Dr. Logan spoke about his experiences as an educator of students in elementary school through college. “At every single level, I’ve had students, Black students in particular, who had no idea who we are as a people. I’ve had white students, Latinx students, Asian students who had no idea who we are as Black people. … Carter G. Woodson, almost 100 years ago, talked about the miseducation of the Negro. …That does not only impact the Negro, or the Black person or African American – it impacts us all. … We have all been miseducated by the system we are living in. This bill needs to be passed for the benefit of everyone,” said Dr. [Gilo Kwesi] Logan. . . .
At Evanston Township High School, some changes are being made to the elective Advanced Placement U.S. History course. “We are expanding it with a lens that allows students to explore their identity. Nicole Parker, the History Department Chair, is working with Shorefront [Legacy Center]. … We are making it so that students can see themselves in history,” Assistant Superintendent for Curriculum and Instruction Pete Bavis told the RoundTable.
In other words, “the promotion of a commonality of identity for all people” does not mean that students should believe that we are all a part of the human race” or that “we have more in common that unites us than what divides us.” The only “commonality” is that “we all have an identity” — and, it would appear, the “commonality of identity” must mean that “just as white students’ ancestry can be traced back to civilizations with achievements in literature, the arts, and technology, so, too, can black students be equally proud of the achievement of their ancestors.”
Finally, the RoundTable reporting also provided more context for the bill:
HB4954 passed 14-7 when it went before the Illinois House Committee in early March. The state legislative session was suspended in response to COVID-19 in mid-March, when the bill was scheduled to go before the full Illinois House of Representatives for a vote. Supporters are now looking toward the fall legislative session for passage of the bill.

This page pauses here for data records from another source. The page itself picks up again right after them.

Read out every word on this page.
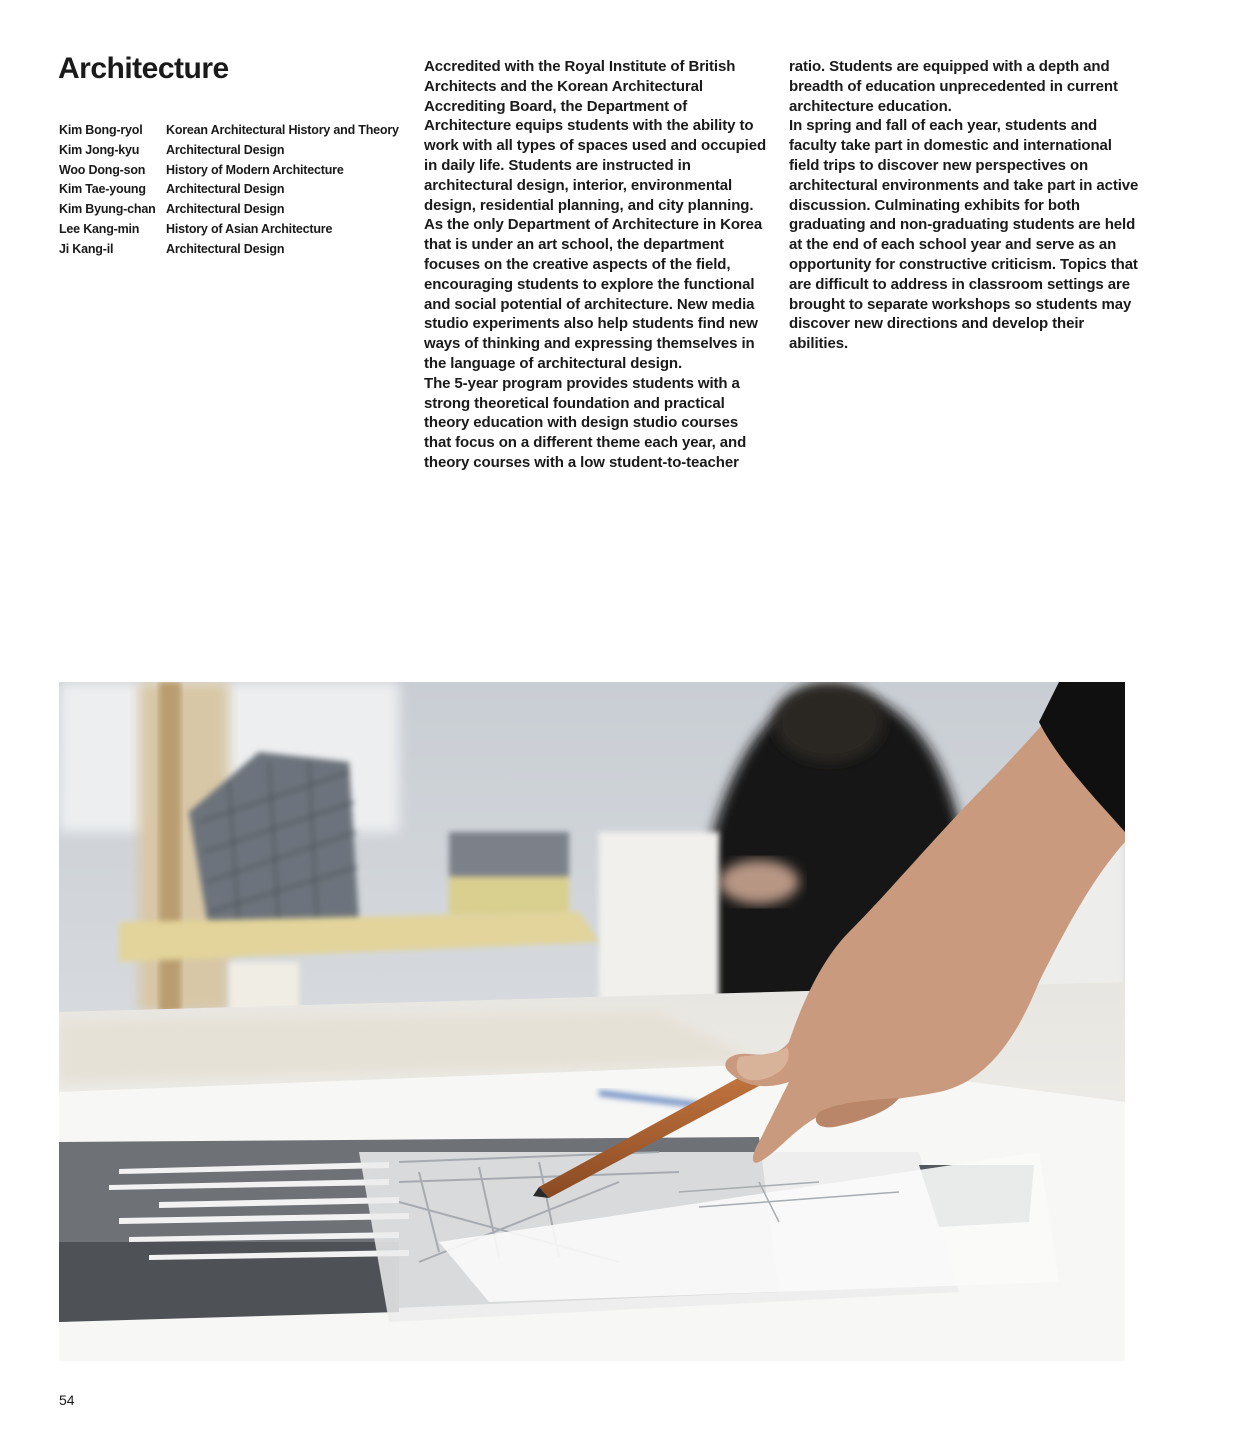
Architecture
Kim Bong-ryol	Korean Architectural History and Theory
Kim Jong-kyu	Architectural Design
Woo Dong-son	History of Modern Architecture
Kim Tae-young	Architectural Design
Kim Byung-chan Architectural Design
Lee Kang-min	History of Asian Architecture
Ji Kang-il	Architectural Design

Accredited with the Royal Institute of British Architects and the Korean Architectural Accrediting Board, the Department of Architecture equips students with the ability to work with all types of spaces used and occupied in daily life. Students are instructed in architectural design, interior, environmental design, residential planning, and city planning. As the only Department of Architecture in Korea that is under an art school, the department focuses on the creative aspects of the field, encouraging students to explore the functional and social potential of architecture. New media studio experiments also help students find new ways of thinking and expressing themselves in the language of architectural design.

The 5-year program provides students with a strong theoretical foundation and practical theory education with design studio courses that focus on a different theme each year, and theory courses with a low student-to-teacher

ratio. Students are equipped with a depth and breadth of education unprecedented in current architecture education.

In spring and fall of each year, students and faculty take part in domestic and international field trips to discover new perspectives on architectural environments and take part in active discussion. Culminating exhibits for both graduating and non-graduating students are held at the end of each school year and serve as an opportunity for constructive criticism. Topics that are difficult to address in classroom settings are brought to separate workshops so students may discover new directions and develop their abilities.

54
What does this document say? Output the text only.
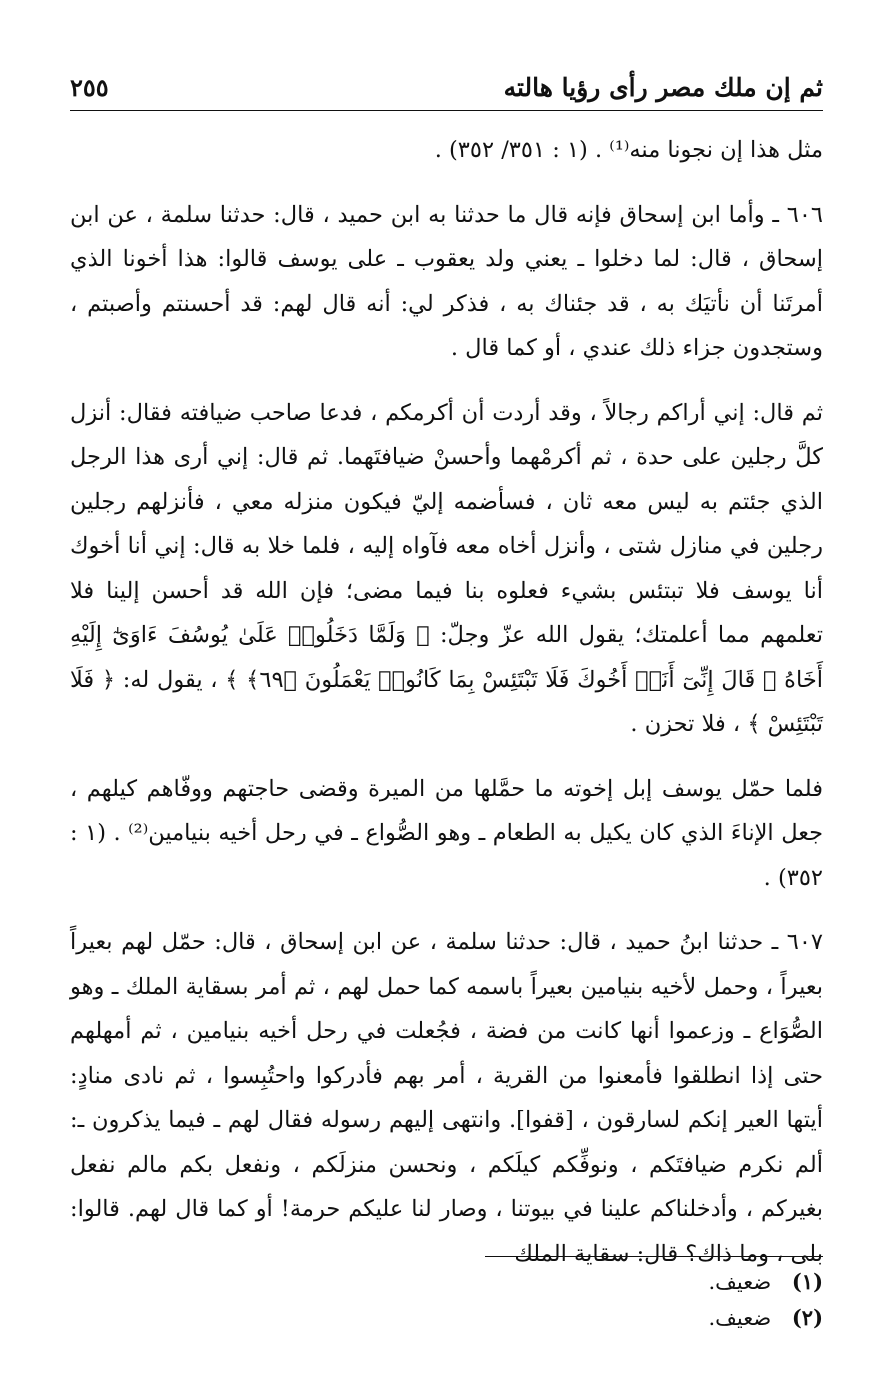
ثم إن ملك مصر رأى رؤيا هالته
٢٥٥

مثل هذا إن نجونا منه⁽¹⁾ . (١ : ٣٥١/ ٣٥٢) .

٦٠٦ ـ وأما ابن إسحاق فإنه قال ما حدثنا به ابن حميد ، قال: حدثنا سلمة ، عن ابن إسحاق ، قال: لما دخلوا ـ يعني ولد يعقوب ـ على يوسف قالوا: هذا أخونا الذي أمرتَنا أن نأتيَك به ، قد جئناك به ، فذكر لي: أنه قال لهم: قد أحسنتم وأصبتم ، وستجدون جزاء ذلك عندي ، أو كما قال .

ثم قال: إني أراكم رجالاً ، وقد أردت أن أكرمكم ، فدعا صاحب ضيافته فقال: أنزل كلَّ رجلين على حدة ، ثم أكرمْهما وأحسنْ ضيافتَهما. ثم قال: إني أرى هذا الرجل الذي جئتم به ليس معه ثان ، فسأضمه إليّ فيكون منزله معي ، فأنزلهم رجلين رجلين في منازل شتى ، وأنزل أخاه معه فآواه إليه ، فلما خلا به قال: إني أنا أخوك أنا يوسف فلا تبتئس بشيء فعلوه بنا فيما مضى؛ فإن الله قد أحسن إلينا فلا تعلمهم مما أعلمتك؛ يقول الله عزّ وجلّ: ﴿ وَلَمَّا دَخَلُوا۟ عَلَىٰ يُوسُفَ ءَاوَىٰٓ إِلَيْهِ أَخَاهُ ۖ قَالَ إِنِّىٓ أَنَا۠ أَخُوكَ فَلَا تَبْتَئِسْ بِمَا كَانُوا۟ يَعْمَلُونَ ﴿٦٩﴾ ﴾ ، يقول له: ﴿ فَلَا تَبْتَئِسْ ﴾ ، فلا تحزن .

فلما حمّل يوسف إبل إخوته ما حمَّلها من الميرة وقضى حاجتهم ووفّاهم كيلهم ، جعل الإناءَ الذي كان يكيل به الطعام ـ وهو الصُّواع ـ في رحل أخيه بنيامين⁽²⁾ . (١ : ٣٥٢) .

٦٠٧ ـ حدثنا ابنُ حميد ، قال: حدثنا سلمة ، عن ابن إسحاق ، قال: حمّل لهم بعيراً بعيراً ، وحمل لأخيه بنيامين بعيراً باسمه كما حمل لهم ، ثم أمر بسقاية الملك ـ وهو الصُّوَاع ـ وزعموا أنها كانت من فضة ، فجُعلت في رحل أخيه بنيامين ، ثم أمهلهم حتى إذا انطلقوا فأمعنوا من القرية ، أمر بهم فأدركوا واحتُبِسوا ، ثم نادى منادٍ: أيتها العير إنكم لسارقون ، [قفوا]. وانتهى إليهم رسوله فقال لهم ـ فيما يذكرون ـ: ألم نكرم ضيافتَكم ، ونوفِّكم كيلَكم ، ونحسن منزلَكم ، ونفعل بكم مالم نفعل بغيركم ، وأدخلناكم علينا في بيوتنا ، وصار لنا عليكم حرمة! أو كما قال لهم. قالوا: بلى ، وما ذاك؟ قال: سقاية الملك

(١) ضعيف.

(٢) ضعيف.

And the bills’ supporters claimed that they had gained many new supporters who recognized the importance of their bill. Was that claimed support genuine, or the result of no one being willing to say what should be said, that this is nonsense? It would be dangerous indeed for this bill to become law, but the risk is greater than I’d like, if politicians feel obliged to vote for it lest they be deemed insufficiently anti-racist. After all, how do you build a curriculum in which black children are explicitly taught about “race identity” without teaching white children exactly the sort of “race identity” lesson you don’t want them to learn?